Backed by the United States, which has waged a heavy campaign of drone strikes, Yemen has intensified its battle the past two years against the Al-Qaida in the Arabian Peninsula, as the Yemeni branch of the terror network is known.
During a 2012 campaign, Yemen’s army drove al-Qaida fighters out of towns and cities they captured in the south. The offensive now is targeting militants in remote mountain hideouts where they have taken refuge and from which they have launched attacks around the country.
The United States temporarily closed its embassy in the Yemeni capital, Sanaa, on Tuesday because of recent attacks on Westerners, the State Department said. A day before the closure, gunmen in Sanaa opened fire on three French security guards working with the European Union mission, killing one and wounding another.
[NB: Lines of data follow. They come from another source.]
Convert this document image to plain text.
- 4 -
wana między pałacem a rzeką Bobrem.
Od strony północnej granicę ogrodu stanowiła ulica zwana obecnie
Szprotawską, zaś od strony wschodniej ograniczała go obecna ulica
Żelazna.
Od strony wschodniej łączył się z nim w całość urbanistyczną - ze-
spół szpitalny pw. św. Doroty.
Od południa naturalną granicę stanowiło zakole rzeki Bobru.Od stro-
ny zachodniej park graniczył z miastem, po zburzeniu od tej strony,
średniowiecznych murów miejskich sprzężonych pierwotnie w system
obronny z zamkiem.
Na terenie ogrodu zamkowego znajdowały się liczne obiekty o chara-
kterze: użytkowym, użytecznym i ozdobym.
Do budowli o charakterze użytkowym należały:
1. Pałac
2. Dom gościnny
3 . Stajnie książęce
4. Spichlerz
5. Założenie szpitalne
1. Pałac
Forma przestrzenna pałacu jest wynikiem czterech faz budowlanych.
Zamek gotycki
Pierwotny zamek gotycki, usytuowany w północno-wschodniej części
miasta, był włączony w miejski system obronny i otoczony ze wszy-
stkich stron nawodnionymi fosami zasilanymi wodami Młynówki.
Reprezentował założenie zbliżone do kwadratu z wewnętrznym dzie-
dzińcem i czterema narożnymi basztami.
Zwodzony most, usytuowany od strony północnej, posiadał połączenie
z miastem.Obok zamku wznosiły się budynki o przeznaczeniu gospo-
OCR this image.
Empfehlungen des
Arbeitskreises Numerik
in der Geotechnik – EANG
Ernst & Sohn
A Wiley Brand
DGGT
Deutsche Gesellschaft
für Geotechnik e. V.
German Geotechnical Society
Early Thursday, Yemeni officials beefed up security around Western embassies, increasing patrols in the districts where they are located. Armored vehicles were seen stationed near the American mission.
On Wednesday, Yemen’s highest security body announced it had killed the ringleader of the cell that attacked the French security guards and carried out other attacks on Westerners in the capital. Security forces uncovered the cell’s location and when members of the cell left the building Wednesday morning, police attacked them, killing Wael al-Walei, identified as the cell’s leader, the Supreme Security Committee said.